The GE ice maker provides a steady supply of ice when it functions properly. If your ice maker is clogged, the ice cannot fall to allow a new cycle to start. Stuck ice cubes can occur for many reasons, but the GE ice maker is equipped to deal with the most common problems without any intervention from you.
Ice Maker Process
The GE ice maker operates on a cycle that spans up to 90 minutes. The system begins by chilling the ice tray to just below 36 degrees. The tray fills with water, then the cubes freeze. It can take an average of 75 minutes for the ice cubes to freeze completely.

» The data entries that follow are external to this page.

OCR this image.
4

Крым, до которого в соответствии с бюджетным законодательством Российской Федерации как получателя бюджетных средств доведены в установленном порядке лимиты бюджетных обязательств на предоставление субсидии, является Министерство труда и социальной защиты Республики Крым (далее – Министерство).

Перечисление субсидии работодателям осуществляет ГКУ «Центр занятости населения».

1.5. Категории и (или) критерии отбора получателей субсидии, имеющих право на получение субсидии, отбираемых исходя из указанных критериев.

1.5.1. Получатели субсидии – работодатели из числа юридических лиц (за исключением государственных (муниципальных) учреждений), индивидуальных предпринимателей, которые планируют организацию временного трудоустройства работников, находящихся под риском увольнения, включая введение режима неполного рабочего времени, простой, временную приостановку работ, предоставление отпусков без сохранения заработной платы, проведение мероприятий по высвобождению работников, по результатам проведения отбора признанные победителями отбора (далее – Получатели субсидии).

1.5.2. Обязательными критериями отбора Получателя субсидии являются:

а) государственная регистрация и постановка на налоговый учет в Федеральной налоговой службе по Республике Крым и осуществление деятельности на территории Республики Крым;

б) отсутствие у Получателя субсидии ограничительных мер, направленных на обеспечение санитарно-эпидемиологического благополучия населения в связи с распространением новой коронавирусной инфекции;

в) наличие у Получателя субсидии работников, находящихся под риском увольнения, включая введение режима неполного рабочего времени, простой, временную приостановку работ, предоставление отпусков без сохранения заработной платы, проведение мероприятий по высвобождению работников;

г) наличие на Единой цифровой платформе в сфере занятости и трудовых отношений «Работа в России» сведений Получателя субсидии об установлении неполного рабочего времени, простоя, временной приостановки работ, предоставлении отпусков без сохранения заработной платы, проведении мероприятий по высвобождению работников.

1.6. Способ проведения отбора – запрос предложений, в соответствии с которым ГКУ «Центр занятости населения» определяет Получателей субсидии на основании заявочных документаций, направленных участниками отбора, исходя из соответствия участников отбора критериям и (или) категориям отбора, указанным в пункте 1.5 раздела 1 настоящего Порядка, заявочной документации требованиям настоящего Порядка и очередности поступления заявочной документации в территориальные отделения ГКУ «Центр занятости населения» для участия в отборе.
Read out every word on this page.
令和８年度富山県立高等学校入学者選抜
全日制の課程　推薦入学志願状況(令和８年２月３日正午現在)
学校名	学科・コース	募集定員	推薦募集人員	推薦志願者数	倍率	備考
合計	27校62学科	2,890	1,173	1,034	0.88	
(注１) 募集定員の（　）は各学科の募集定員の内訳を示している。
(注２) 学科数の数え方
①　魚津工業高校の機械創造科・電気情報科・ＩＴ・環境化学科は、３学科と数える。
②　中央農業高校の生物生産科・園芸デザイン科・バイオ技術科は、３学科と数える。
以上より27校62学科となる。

When the ice cubes reach a temperature programmed into the ice maker, the system automatically purges the tray. The ice tray warms to slightly above 36 degrees to break the cubes free. Once the cubes are loose, they dump into the bucket underneath. If ice cubes fail to release after 7 minutes during the clearing process, the ice maker defaults into a repair mode.
If an ice cube does not release, the ice maker is unable to reset the system and begin a new cycle. The clearing process waits 7 minutes before triggering a repair cycle. The tray warms to between 59 to 68 degrees in an attempt to melt the ice that is clogging the ice maker. The repair cycle runs for up to 23 minutes before launching fault mode. The motor runs for 50 seconds of every minute trying to clear any ice stuck in the tray.
If all attempts to clear the ice tray fail, there are several possible reasons. If the heater on the tray fails, the cubes will not break loose. The ejector that dispenses the cubes may fail, requiring replacement. The motor and its control board are necessary for proper function. A failure among those parts can leave the ice tray out of commission. An appliance repair technician may be necessary for component failures.